Three solid forms of glucose are anhydrous alpha, alpha hydrate, and anhydrous beta. Assume at equilibrium at 23, the solution is 50 wt% total glucose with beta:alpha = 5:3
Note that alpha hydrate is 10/11 glucose, e.g., 11 g hydrate corresponds to 10 g anhydrous.
Exactly 1100 g alpha hydrate is mixed with water. @ equilibrium, there is 160g aqueous solution plus solids. What is the mass of each solid phase?

The answer is supposed to be 22 g of alpha glucose hydrate. But how do you get that? I figured out that the whole system has 100g glucose on anhydrous basis and 30g of alpha and 80g of beta (80g of total glucose) in solution. But where does the 22g come from? I am so confused.

[Dan]

Can you post the question exactly as it is written.
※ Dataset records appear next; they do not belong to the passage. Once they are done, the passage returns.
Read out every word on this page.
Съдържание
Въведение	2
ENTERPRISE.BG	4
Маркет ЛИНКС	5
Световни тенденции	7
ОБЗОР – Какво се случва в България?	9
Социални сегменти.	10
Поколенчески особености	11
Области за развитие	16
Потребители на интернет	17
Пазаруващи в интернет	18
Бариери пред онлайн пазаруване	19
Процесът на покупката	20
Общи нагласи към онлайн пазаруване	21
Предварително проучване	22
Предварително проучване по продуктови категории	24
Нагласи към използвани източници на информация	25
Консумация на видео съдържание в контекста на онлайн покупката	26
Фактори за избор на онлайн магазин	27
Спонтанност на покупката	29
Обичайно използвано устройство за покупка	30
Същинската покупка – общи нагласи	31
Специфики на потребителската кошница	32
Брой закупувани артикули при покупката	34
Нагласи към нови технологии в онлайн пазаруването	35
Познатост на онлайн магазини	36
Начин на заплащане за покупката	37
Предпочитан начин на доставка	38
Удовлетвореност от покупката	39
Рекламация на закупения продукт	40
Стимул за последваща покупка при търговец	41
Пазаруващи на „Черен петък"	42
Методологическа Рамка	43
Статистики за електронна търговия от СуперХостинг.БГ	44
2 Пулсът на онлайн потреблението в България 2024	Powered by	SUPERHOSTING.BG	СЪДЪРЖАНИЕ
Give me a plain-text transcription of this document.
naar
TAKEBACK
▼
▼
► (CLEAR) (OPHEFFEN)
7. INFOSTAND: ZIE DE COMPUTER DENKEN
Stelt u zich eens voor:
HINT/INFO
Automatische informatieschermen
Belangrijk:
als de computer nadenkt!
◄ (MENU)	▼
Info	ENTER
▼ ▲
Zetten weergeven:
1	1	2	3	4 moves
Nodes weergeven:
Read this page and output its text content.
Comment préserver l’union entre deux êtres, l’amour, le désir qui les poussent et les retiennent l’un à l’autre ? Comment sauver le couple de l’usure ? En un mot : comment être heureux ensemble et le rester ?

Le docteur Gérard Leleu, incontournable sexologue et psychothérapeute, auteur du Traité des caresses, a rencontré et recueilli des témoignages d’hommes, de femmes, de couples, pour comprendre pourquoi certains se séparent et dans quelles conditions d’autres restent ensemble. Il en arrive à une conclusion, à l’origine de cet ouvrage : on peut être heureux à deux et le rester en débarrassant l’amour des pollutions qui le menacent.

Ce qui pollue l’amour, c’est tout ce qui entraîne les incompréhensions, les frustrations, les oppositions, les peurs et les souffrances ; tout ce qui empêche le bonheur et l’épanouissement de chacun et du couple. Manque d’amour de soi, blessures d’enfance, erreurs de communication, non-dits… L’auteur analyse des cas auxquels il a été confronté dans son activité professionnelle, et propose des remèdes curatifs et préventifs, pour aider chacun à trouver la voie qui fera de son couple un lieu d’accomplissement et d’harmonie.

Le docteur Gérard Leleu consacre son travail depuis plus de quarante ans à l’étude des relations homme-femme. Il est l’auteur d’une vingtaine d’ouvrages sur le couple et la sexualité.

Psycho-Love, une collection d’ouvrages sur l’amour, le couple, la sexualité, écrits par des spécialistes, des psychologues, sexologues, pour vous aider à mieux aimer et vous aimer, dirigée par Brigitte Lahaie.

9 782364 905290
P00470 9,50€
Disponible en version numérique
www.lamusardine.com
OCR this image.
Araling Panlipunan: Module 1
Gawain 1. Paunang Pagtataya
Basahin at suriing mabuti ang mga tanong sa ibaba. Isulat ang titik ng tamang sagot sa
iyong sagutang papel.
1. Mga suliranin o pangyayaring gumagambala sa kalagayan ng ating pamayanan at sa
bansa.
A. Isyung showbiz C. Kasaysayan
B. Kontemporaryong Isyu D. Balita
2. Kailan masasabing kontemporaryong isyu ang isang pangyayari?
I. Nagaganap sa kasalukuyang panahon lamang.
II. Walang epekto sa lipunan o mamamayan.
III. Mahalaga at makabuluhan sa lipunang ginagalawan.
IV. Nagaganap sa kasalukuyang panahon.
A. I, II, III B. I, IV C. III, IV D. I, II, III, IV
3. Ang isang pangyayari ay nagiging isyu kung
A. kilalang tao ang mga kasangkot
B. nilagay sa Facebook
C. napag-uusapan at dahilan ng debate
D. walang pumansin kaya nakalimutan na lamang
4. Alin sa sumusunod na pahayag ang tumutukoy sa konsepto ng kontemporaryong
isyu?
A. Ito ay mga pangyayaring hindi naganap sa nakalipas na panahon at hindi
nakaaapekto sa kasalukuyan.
It is confusing as you've written it as it seems to contain irrelevant information and the numbers look as though they don't add up.

Exactly 1100 g alpha hydrate is mixed with water.

1100 g or 110 g?

I figured out that the whole system has 100g glucose on anhydrous basis and 30g of alpha and 80g of beta (80g of total glucose) in solution.

I agree with the green bit, but the red bit makes no sense... 30+80 = 110 not 80...

If the total amount of glucose added is 100 g (based on anhydrous) and the solution has mass 160 g you can now calculate:

1. The mass of glucose in solution
2. The mass of glucose (based on anhydrous) not in solution

Now you need to know which form of glucose precipitates from water in order to calculate the mass of solid. I am surprised that this is not given in the question, so I assume you are supposed to know that it is the alpha hydrate. As a side point, the anomeric ratio of aqueous glucose is completely irrelevant as far as I can see.